And, sometimes, the initial emergency doesn’t really pass. In October 2010, negligent waste disposal on the part of United Nations peacekeeping troops introduced the deadly cholera bacterium into Haiti’s main river system. From thence, it raced through the population, who had no immunity because cholera was new to the country. At last count, nearly 10,000 people have died and almost 800,000 have been sickened in the ongoing epidemic according to official statistics. (The CDC observes that the real numbers are likely much higher.)

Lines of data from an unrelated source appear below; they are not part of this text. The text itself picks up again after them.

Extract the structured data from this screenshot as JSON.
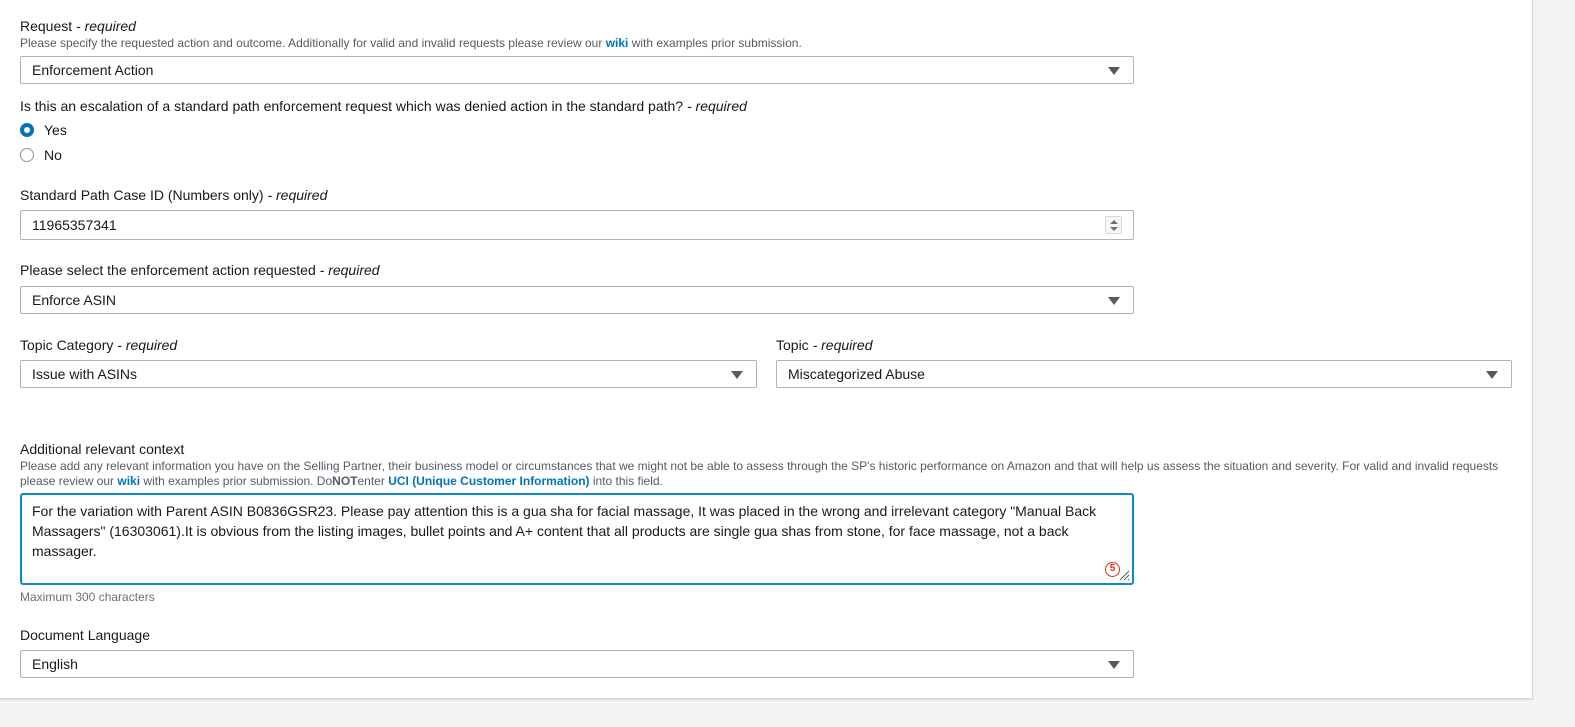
{
  "request": {
    "label": "Request",
    "req": " - required",
    "desc_pre": "Please specify the requested action and outcome. Additionally for valid and invalid requests please review our ",
    "wiki": "wiki",
    "desc_post": " with examples prior submission.",
    "value": "Enforcement Action"
  },
  "escalation": {
    "label": "Is this an escalation of a standard path enforcement request which was denied action in the standard path?",
    "req": " - required",
    "options": [
      "Yes",
      "No"
    ],
    "selected": "Yes"
  },
  "case_id": {
    "label": "Standard Path Case ID (Numbers only)",
    "req": " - required",
    "value": "11965357341"
  },
  "action": {
    "label": "Please select the enforcement action requested",
    "req": " - required",
    "value": "Enforce ASIN"
  },
  "topic_category": {
    "label": "Topic Category",
    "req": " - required",
    "value": "Issue with ASINs"
  },
  "topic": {
    "label": "Topic",
    "req": " - required",
    "value": "Miscategorized Abuse"
  },
  "context": {
    "label": "Additional relevant context",
    "desc_pre": "Please add any relevant information you have on the Selling Partner, their business model or circumstances that we might not be able to assess through the SP's historic performance on Amazon and that will help us assess the situation and severity. For valid and invalid requests please review our ",
    "wiki": "wiki",
    "desc_mid": " with examples prior submission. Do",
    "not": "NOT",
    "desc_mid2": "enter ",
    "uci": "UCI (Unique Customer Information)",
    "desc_post": " into this field.",
    "value": "For the variation with Parent ASIN B0836GSR23. Please pay attention this is a gua sha for facial massage, It was placed in the wrong and irrelevant category \"Manual Back Massagers\" (16303061).It is obvious from the listing images, bullet points and A+ content that all products are single gua shas from stone, for face massage, not a back massager.",
    "counter": "5",
    "hint": "Maximum 300 characters"
  },
  "language": {
    "label": "Document Language",
    "value": "English"
  },
  "colors": {
    "accent": "#0073bb",
    "focus_border": "#0a8bc7",
    "error": "#d13212"
  }
}
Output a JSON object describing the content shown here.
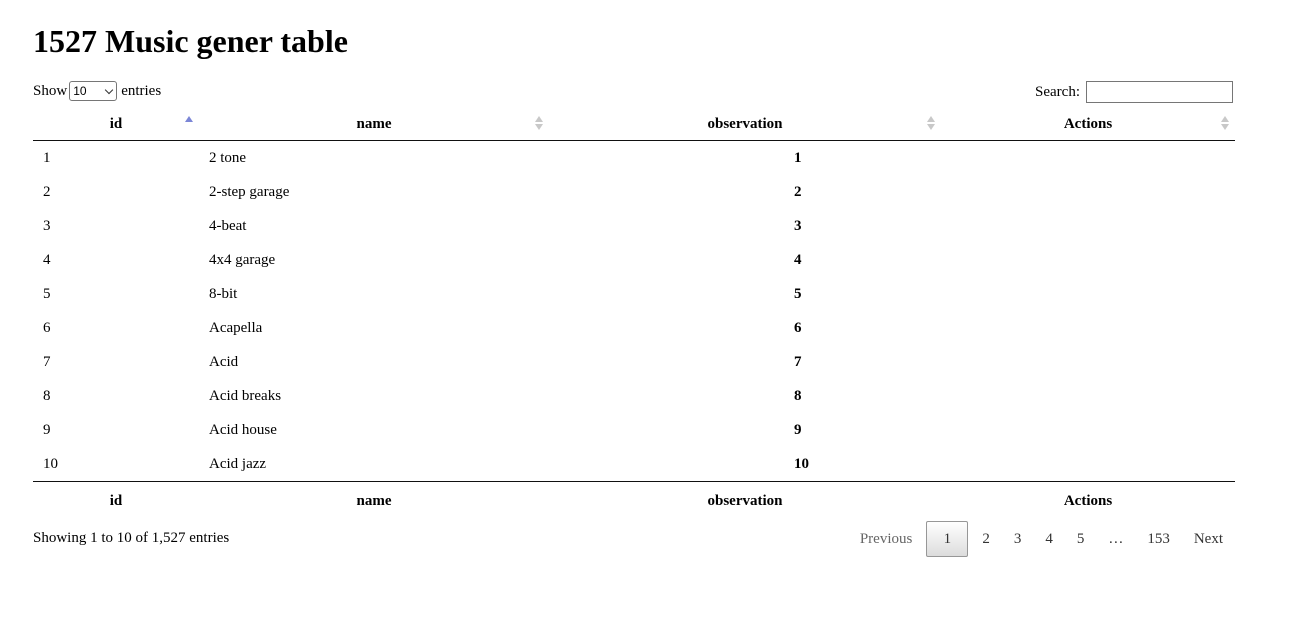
{
  "page_title": "1527 Music gener table",
  "length": {
    "show_label": "Show",
    "selected": "10",
    "entries_label": "entries"
  },
  "search": {
    "label": "Search:",
    "value": ""
  },
  "columns": [
    "id",
    "name",
    "observation",
    "Actions"
  ],
  "rows": [
    {
      "id": "1",
      "name": "2 tone",
      "observation": "1",
      "actions": ""
    },
    {
      "id": "2",
      "name": "2-step garage",
      "observation": "2",
      "actions": ""
    },
    {
      "id": "3",
      "name": "4-beat",
      "observation": "3",
      "actions": ""
    },
    {
      "id": "4",
      "name": "4x4 garage",
      "observation": "4",
      "actions": ""
    },
    {
      "id": "5",
      "name": "8-bit",
      "observation": "5",
      "actions": ""
    },
    {
      "id": "6",
      "name": "Acapella",
      "observation": "6",
      "actions": ""
    },
    {
      "id": "7",
      "name": "Acid",
      "observation": "7",
      "actions": ""
    },
    {
      "id": "8",
      "name": "Acid breaks",
      "observation": "8",
      "actions": ""
    },
    {
      "id": "9",
      "name": "Acid house",
      "observation": "9",
      "actions": ""
    },
    {
      "id": "10",
      "name": "Acid jazz",
      "observation": "10",
      "actions": ""
    }
  ],
  "info": "Showing 1 to 10 of 1,527 entries",
  "pagination": {
    "previous": "Previous",
    "pages": [
      "1",
      "2",
      "3",
      "4",
      "5"
    ],
    "ellipsis": "…",
    "last": "153",
    "next": "Next",
    "current": "1"
  },
  "colors": {
    "sort_active": "#7b86d6",
    "sort_inactive": "#c8c8c8"
  },
  "icons": {
    "sort_asc": "sort-asc-icon",
    "sort_both": "sort-both-icon",
    "dropdown": "chevron-down-icon"
  }
}
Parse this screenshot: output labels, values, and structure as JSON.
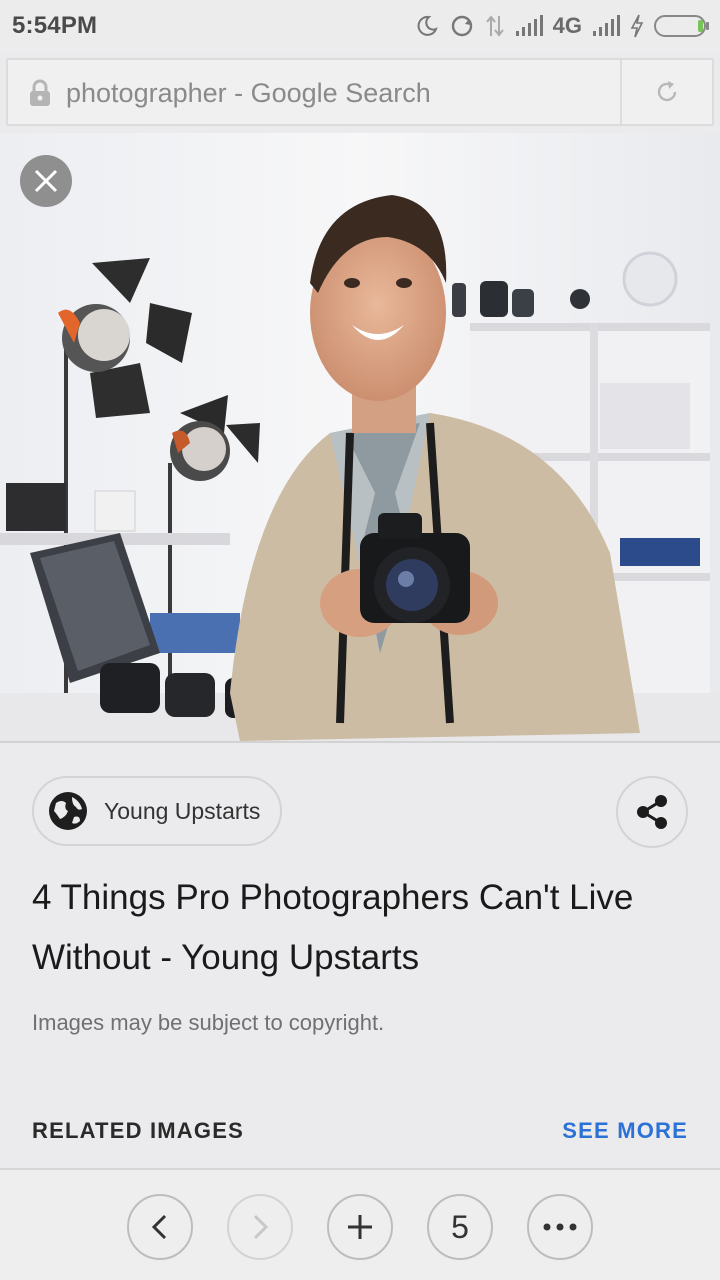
{
  "status_bar": {
    "time": "5:54PM",
    "network": "4G",
    "icons": [
      "moon-icon",
      "sync-icon",
      "data-arrows-icon",
      "signal-icon",
      "signal-icon",
      "charging-icon",
      "battery-icon"
    ]
  },
  "address_bar": {
    "url_text": "photographer - Google Search",
    "icons": [
      "lock-icon",
      "reload-icon"
    ]
  },
  "image_viewer": {
    "close_icon": "close-icon"
  },
  "result": {
    "source_name": "Young Upstarts",
    "source_icon": "globe-icon",
    "share_icon": "share-icon",
    "title": "4 Things Pro Photographers Can't Live Without - Young Upstarts",
    "copyright_note": "Images may be subject to copyright."
  },
  "related": {
    "label": "RELATED IMAGES",
    "see_more": "SEE MORE"
  },
  "bottom_nav": {
    "tab_count": "5",
    "icons": [
      "back-icon",
      "forward-icon",
      "new-tab-icon",
      "tabs-icon",
      "more-icon"
    ]
  },
  "colors": {
    "accent": "#2c72d6",
    "background": "#ebebed"
  }
}
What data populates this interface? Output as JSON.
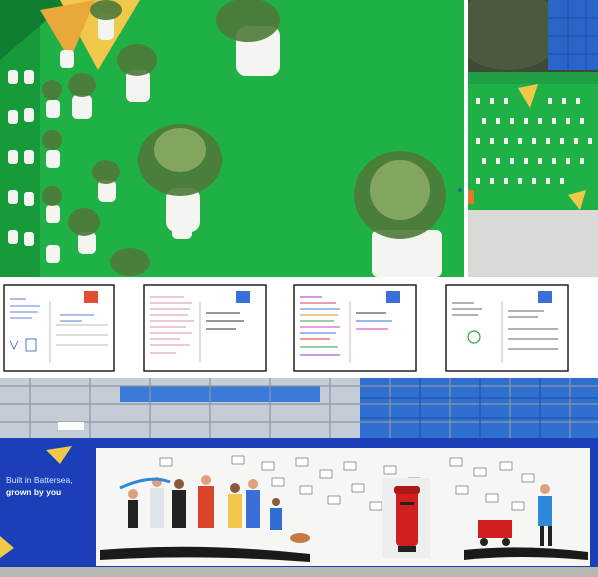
{
  "hoarding": {
    "slogan_line1": "Built in Battersea,",
    "slogan_line2": "grown by you"
  },
  "colors": {
    "wall_green": "#1fb145",
    "hoarding_blue": "#1a3fb8",
    "postbox_red": "#d11e1e",
    "petal_yellow": "#f2c84b",
    "scaffold_blue": "#2e6fd0"
  },
  "postcards": [
    {
      "id": "pc1",
      "stamp_color": "#e05030"
    },
    {
      "id": "pc2",
      "stamp_color": "#3a6fd8"
    },
    {
      "id": "pc3",
      "stamp_color": "#3a6fd8"
    },
    {
      "id": "pc4",
      "stamp_color": "#3a6fd8"
    }
  ]
}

The UN has made a (long-delayed) apology and promises of restitution, but mostly it has left the Haitian people with bills and long-term side effects. (This in a country where, according to the World Bank study, “almost one quarter of households reported not consulting a provider when sick…among those, 49 percent could not afford care.”)
The healthcare crisis in Haiti is bound to get worse, said Dr. Ronald LaRoche, a primary care advocate who operates private hospitals in Haiti, in an interview with the Miami Herald. He cited a conflux of “the shrinking of international assistance, the lack of income coming from the government side, the inflation rate, the increase of the population and the emergence of new hazards like cholera and Zika, and the reappearance of old ones like tuberculosis.”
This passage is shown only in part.